Hoje, encontra-se esta mesma situação em muitos países na zona euro. A grande maioria dos analistas considera que a taxa de juro exigida para a dívida de um país como a Itália, por exemplo, entre outros, reflecte uma profunda incompreensão da situação neste país. O aumento das suas taxas de juro seria mais o efeito de um medo generalizado do que o resultado de uma análise racional. Nestas condições, o Banco Central Europeu (BCE) tem o dever de intervir. Se isto não é feito, devemos então temer que, confrontado com taxas excessivas, este país tenha realmente que entrar em situação de incumprimento. Que ironia!
Na base desta análise, é pedido com muita insistência ao BCE que compre dívida pública a fim de fazer descer as taxas de juros. Recusar-se a intervir, como o exige a Alemanha, faz correr grandes perigos ao euro porque, caso contrário, estas taxas altas têm como consequência imediata submeter as nossas políticas macroeconómicas aos erros de avaliação dos mercados financeiros, nomeadamente, à sua propensão para o contágio irracional.
Seria necessário temer que uma difusão das políticas de austeridade conduza a uma repetição das condições que a Europa sofreu na década de 1930: políticas deflacionistas que desestabilizam em profundidade as sociedades europeias sem gerar crescimento. Como é que, nestas circunstâncias, se pode compreender a posição da Alemanha, que recusa com a máxima força esta política de intervenção?
Para justificar a sua recusa, a Alemanha argumenta que a monetarização da dívida pública faria correr um risco de inflação perigo para o euro. Este argumento não é sério. Não estamos de forma alguma na véspera de uma hiperinflação. Como o exprime muito bem o economista Willem Buiter: “uma pessoa pode-se afogar na água, mas isso não é razão para recusar um copo de água quando se está cheio de sede. “.
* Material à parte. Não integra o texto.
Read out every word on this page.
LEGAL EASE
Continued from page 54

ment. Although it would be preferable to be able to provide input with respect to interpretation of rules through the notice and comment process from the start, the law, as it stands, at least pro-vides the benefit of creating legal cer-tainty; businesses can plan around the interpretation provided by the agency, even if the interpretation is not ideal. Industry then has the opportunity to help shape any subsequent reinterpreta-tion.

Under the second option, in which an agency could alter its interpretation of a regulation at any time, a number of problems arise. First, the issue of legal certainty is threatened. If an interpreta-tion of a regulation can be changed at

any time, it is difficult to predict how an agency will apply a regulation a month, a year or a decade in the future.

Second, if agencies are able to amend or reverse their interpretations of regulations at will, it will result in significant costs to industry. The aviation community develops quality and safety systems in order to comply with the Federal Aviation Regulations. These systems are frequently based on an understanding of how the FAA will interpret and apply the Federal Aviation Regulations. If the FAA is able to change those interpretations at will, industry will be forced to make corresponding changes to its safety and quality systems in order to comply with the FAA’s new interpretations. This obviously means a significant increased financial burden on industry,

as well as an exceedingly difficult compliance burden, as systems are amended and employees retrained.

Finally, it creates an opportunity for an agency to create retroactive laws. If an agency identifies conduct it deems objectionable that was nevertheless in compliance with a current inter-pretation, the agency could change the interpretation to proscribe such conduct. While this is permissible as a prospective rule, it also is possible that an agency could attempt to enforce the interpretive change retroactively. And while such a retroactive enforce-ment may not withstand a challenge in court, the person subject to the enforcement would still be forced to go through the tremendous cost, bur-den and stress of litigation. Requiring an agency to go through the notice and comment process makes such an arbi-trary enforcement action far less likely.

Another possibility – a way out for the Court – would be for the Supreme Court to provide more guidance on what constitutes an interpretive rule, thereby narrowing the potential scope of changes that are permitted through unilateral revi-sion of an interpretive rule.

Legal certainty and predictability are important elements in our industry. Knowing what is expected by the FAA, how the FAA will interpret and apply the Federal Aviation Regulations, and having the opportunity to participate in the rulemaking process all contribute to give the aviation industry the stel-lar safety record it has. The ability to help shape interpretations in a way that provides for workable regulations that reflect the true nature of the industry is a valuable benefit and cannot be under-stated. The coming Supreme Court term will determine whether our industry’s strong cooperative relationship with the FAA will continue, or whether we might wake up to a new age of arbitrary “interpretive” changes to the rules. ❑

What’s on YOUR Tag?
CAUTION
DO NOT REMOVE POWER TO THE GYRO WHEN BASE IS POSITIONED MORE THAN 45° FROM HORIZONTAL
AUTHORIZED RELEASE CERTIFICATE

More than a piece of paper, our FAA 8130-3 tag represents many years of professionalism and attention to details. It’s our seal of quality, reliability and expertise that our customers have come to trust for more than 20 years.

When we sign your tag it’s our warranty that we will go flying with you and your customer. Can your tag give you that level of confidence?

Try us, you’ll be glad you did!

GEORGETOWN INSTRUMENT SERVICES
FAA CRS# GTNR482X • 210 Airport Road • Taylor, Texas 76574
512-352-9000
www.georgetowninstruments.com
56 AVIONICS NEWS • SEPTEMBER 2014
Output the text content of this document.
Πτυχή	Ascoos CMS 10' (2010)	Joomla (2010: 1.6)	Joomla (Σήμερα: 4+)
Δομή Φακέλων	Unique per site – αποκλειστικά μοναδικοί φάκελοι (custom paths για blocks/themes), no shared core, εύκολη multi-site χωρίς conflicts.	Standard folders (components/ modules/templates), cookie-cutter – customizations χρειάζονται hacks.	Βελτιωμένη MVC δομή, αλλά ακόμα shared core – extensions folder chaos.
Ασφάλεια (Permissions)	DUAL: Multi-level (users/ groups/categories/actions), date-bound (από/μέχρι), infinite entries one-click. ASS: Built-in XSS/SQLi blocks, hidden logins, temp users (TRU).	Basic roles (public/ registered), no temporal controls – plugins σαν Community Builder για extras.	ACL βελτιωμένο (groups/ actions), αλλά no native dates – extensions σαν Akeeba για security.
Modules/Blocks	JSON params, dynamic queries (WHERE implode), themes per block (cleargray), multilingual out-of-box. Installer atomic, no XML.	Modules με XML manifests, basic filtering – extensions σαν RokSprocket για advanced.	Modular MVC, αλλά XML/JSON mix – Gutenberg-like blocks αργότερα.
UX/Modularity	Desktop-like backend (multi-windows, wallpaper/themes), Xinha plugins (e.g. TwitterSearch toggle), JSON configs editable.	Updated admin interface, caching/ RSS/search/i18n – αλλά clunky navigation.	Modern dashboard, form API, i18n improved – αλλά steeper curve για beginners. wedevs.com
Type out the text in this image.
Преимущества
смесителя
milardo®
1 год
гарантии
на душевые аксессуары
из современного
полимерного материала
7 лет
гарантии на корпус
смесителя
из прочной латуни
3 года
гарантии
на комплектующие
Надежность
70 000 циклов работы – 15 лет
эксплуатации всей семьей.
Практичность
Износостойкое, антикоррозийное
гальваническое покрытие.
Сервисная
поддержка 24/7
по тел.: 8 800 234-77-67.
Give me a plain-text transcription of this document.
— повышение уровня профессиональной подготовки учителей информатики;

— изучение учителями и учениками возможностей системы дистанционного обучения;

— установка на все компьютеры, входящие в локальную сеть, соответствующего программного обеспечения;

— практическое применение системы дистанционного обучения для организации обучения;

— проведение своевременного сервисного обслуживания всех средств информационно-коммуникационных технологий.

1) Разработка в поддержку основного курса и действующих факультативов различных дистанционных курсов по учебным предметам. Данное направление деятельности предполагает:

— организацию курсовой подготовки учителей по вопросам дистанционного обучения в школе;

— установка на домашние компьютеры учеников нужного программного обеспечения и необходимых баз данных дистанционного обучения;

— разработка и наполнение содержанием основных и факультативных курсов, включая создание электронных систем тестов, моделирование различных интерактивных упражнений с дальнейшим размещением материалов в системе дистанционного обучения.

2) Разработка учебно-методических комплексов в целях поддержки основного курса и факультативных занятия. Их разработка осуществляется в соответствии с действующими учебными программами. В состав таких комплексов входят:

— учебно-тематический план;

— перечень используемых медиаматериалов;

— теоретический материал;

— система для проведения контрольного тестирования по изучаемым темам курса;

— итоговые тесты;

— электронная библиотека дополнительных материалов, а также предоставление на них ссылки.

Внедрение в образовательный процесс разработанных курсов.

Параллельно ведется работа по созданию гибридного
Um outro argumento justifica o recurso aos mercados pelo facto de que só estes teriam o poder de obrigar os países deficitários em dificuldades a adaptarem-se. Mesmo se a prova não está feita, este argumento reflecte a verdade da situação, que é de natureza política e social: a desconfiança de uns relativamente aos outros, sem árbitro reconhecido. A independência da moeda relativamente aos governos não tem outras origens: a ausência de uma soberania europeia. Mas pode existir uma verdadeira moeda sem que haja soberania? Esta é a questão da crise.
André Orléan, um dos economistas aterrados, publicado no Le Monde.